Das ganze Problem ist natürlich, wie so oft, viel komplexer, als es sich hier darstellt. Natürlich wäre es für das archtektonische Gesamtbild des Platzes das Beste, wenn das Gebäude in seiner ursprünglichen Form erhalten bliebe. Dies wäre auch möglich gewesen, wenn nicht seit Jahrzehnten sich niemand, aber wirklich niemand darum gekümmert hätte. Nur so ist zu erklären, warum es jetzt in einem so ruinösen Zustand ist. Glauben Sie mir, auf Bildern kann man sich keinen wirklichen Eindruck darüber machen, wie desaströs das Haus im Inneren aussieht. Auch habe ich keinerlei Zweifel an dem Befund der Gutachten zur Bausubstanz, die gerne von außen angezweifelt werden.
Natürlich ließe sich eine Sanierung durchführen, doch dafür scheint es, so mein Eindruck niemanden zu geben, der als Investor in Frage kommt. Das hat auch damit zu tun, dass die Befürworter der Sanierung wohl keine rechte Idee einer Nutzung haben. Das ist zugegeben auch nicht ihre Aufgabe, aber in Rudolstadt stehen noch einige andere Gebäude herum, die architektonisch bedeutender sein dürften als das fragliche Haus am Neumarkt und denen ebenso der Verfall droht. Zur Zeit steht die Schließung des Jugendgästehauses in der Schillerstrasse zur Debatte, ein Haus aus dem Klassizismus, das ebenso mit dem Namen Ketelhodt verbunden ist und vor 13 Jahren aufwendig restauriert wurde.
Deshalb plädiere ich für den verantwortungsvollen Umgang mit dem, was heute gern als kulturelles Erbe bezeichnet wird, wobei viele glauben, diese Bezeichnung nur auf Architektur bis zum 19. Jahrhundert anwenden zu müssen.

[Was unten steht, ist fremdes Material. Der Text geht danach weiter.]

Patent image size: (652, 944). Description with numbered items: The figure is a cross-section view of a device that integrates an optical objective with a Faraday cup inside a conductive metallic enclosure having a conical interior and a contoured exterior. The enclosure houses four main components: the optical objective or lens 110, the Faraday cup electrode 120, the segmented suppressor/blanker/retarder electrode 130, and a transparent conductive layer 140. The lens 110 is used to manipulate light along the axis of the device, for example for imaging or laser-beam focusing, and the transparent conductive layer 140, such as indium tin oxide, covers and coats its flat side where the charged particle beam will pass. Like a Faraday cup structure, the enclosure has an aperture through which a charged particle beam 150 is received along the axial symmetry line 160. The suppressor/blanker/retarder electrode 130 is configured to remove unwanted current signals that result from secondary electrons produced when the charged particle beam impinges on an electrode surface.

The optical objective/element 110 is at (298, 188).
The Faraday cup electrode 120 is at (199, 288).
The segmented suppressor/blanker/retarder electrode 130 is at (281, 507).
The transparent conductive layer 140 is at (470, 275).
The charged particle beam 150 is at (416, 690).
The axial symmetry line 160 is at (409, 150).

Die Bemerkung über das geschlossene architektonische Ensemble war vieleicht von mir nicht gerade glücklich gewählt, das gebe ich gern zu. Ich stimme mit Ihnen völlig darüber überein, dass eine gelungene Stadt, in welcher die Menschen sich wohlfühlen, auch immer ein Gemisch aus Baustilen aller Epochen sein kann, vielleicht sogar muss. Entscheidend ist dabei nicht, aus welchem Jahrhundert die Bauten stammen, sondern, wie den Baumeistern und Architekten gelungen ist, ein Ensemble zu erhalten, in dem die Proportionen stimmen und wo das Auge nicht verletzt wird.
Mein Fazit: es geht meiner Ansicht nach weniger darum, ob man das Gebäude am Neumarkt erhalten kann oder nicht, es geht darum, eine architektonische Lösung zu finden, die den Platz in seiner das Stadtbild prägenden Ausstrahlung erhält. Wenn Neubau, so ist wirklich ein Architekt gefragt, der sich in diese Problematik einfühlen kann. Alle bisherigen Lösungen sind in dieser Hinsicht als nicht brauchbar anzusehen. Wenn es technisch möglich und, dies sollte man nicht vergessen, bezahlbar ist, steht die Erhaltung natürlich vor jedem Gedanken an einen Neubau. Der städtische Investor kann dies offenbar nicht leisten.
Am schlechtesten wäre es aber, wenn die ganze Diskussion nur dazu führt, das weiterhin Stillstand herrscht, ich meine daher schon, dass es auch Pflicht der Gegner des Abrisses ist, nach Lösungen zu suchen, die weiter gehen als gebetsmühlenartige wiederholte Anschuldigungen Richtung Stadtverwaltung.